I’m No Hero, Says Tiny Jellyfish

THE tiny jellyfish who stung Ben Southall last night insisted he was only doing what anyone would have done in the same circumstances.

Julian's dream is to sting Piers Morgan right in the testicles

Julian Cook, an Irukandji jellyfish from the Great Barrier Reef, encountered the professional git when the two were swimming off the coast of the paradise island Southall is paid £84,000 to prance around on thinking he's better than you.

Cook said: "I was floating over to another bit of the sea – just for a change of scenery – when I saw this man swimming towards me.

"I thought he looked vaguely familiar and sure enough, when he was about six feet away I realised it was that bastard Ben Southall. So I stung him. It was great.

"Generally speaking, I'm not one of those jellyfish that gets involved in anything too confrontational, but when you see Ben Southall's insufferable grin floating towards you, your instincts just kick in."

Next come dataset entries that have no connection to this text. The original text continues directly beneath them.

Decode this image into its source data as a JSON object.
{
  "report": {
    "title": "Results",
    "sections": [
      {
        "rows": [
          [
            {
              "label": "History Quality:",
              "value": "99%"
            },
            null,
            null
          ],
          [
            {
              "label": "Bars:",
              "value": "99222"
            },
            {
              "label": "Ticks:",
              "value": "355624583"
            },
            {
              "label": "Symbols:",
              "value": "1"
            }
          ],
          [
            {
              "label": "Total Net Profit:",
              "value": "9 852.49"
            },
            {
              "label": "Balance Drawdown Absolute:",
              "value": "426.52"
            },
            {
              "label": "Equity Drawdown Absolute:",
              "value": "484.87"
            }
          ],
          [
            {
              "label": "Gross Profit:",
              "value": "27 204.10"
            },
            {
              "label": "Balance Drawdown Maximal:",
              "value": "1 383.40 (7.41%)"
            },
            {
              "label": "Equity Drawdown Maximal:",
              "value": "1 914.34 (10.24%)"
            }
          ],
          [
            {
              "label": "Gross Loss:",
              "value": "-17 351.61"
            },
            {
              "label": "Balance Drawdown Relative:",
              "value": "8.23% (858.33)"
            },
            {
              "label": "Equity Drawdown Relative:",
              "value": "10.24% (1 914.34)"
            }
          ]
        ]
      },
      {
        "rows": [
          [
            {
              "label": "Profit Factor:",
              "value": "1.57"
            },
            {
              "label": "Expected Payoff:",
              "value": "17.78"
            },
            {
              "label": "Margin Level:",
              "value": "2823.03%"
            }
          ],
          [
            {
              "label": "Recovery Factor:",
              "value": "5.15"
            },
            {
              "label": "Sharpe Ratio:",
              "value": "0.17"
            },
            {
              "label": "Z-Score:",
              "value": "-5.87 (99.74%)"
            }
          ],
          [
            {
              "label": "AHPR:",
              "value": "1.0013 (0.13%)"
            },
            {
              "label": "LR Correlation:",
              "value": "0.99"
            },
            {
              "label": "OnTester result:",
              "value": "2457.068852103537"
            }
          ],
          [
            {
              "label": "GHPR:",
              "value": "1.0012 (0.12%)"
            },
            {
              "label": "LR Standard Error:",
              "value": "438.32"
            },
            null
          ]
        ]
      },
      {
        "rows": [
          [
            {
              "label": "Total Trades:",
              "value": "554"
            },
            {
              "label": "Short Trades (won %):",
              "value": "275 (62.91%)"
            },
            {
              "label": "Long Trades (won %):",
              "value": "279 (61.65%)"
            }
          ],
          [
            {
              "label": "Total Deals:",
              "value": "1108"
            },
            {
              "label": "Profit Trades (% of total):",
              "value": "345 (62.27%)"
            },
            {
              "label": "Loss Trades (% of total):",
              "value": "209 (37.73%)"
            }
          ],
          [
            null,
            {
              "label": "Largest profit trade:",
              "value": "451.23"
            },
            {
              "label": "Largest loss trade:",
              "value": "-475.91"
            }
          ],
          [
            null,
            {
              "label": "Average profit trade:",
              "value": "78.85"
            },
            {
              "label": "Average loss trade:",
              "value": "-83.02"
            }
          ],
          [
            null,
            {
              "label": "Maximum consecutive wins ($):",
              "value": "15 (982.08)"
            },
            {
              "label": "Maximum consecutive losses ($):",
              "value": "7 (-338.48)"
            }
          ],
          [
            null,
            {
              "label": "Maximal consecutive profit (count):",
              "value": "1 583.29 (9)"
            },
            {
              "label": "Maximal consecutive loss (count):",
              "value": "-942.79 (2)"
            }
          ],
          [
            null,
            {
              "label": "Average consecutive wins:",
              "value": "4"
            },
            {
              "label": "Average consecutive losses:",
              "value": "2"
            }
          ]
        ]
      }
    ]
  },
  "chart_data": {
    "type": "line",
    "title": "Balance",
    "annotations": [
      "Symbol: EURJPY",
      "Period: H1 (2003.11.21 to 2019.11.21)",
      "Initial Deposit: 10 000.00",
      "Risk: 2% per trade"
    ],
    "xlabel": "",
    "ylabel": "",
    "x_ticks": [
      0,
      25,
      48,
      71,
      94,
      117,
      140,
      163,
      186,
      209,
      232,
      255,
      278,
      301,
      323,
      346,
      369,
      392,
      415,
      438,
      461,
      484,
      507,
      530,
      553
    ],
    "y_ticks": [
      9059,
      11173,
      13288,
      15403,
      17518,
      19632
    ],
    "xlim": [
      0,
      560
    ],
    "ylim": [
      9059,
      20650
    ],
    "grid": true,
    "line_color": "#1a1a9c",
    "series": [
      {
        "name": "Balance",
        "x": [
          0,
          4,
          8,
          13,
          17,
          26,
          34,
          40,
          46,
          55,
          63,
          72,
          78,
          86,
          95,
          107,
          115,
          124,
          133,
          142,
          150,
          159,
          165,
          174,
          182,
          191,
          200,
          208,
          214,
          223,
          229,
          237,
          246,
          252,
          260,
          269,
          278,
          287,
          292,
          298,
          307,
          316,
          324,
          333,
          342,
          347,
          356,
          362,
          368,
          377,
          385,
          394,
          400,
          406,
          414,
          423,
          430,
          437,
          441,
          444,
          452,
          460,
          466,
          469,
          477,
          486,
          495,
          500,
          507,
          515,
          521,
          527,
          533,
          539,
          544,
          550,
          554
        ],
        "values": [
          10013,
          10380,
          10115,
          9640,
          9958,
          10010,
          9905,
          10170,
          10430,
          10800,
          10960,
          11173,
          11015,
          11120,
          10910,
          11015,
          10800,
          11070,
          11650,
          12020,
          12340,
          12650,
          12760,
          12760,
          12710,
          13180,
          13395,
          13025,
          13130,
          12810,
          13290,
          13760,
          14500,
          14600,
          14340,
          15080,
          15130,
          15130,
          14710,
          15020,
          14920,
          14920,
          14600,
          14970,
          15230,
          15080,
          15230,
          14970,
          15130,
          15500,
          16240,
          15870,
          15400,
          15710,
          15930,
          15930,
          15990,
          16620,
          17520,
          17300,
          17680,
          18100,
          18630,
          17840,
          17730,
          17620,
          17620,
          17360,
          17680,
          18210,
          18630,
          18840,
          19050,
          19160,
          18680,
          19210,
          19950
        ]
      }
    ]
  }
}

He added: "Me? Don't worry, I'll be fine. I'm not a bee."

Mr Southall said: "It didn't hurt at the time, though I'm pretty sure I heard this tiny, high-pitched voice calling me a 'smug prick'."

He added: "Actually, come to think of it, ever since I arrived here I've noticed that quite a lot of the flora and fauna have been trying to kill me.

"I woke up one night to find a frog with its little hands around my throat and I can't walk under a palm tree without being bomarbded with large, heavy coconuts.

"I've checked and there were no animals in the trees and it wasn't windy, so I can only assume that palm trees are in fact prone to bouts of small-minded, violent jealousy."

Roy Hobbs, a 62ft palm tree, added: "Yes I've lived here all my life but no-one's offered me eighty-four grand to ride a fucking jet ski. He's an arse."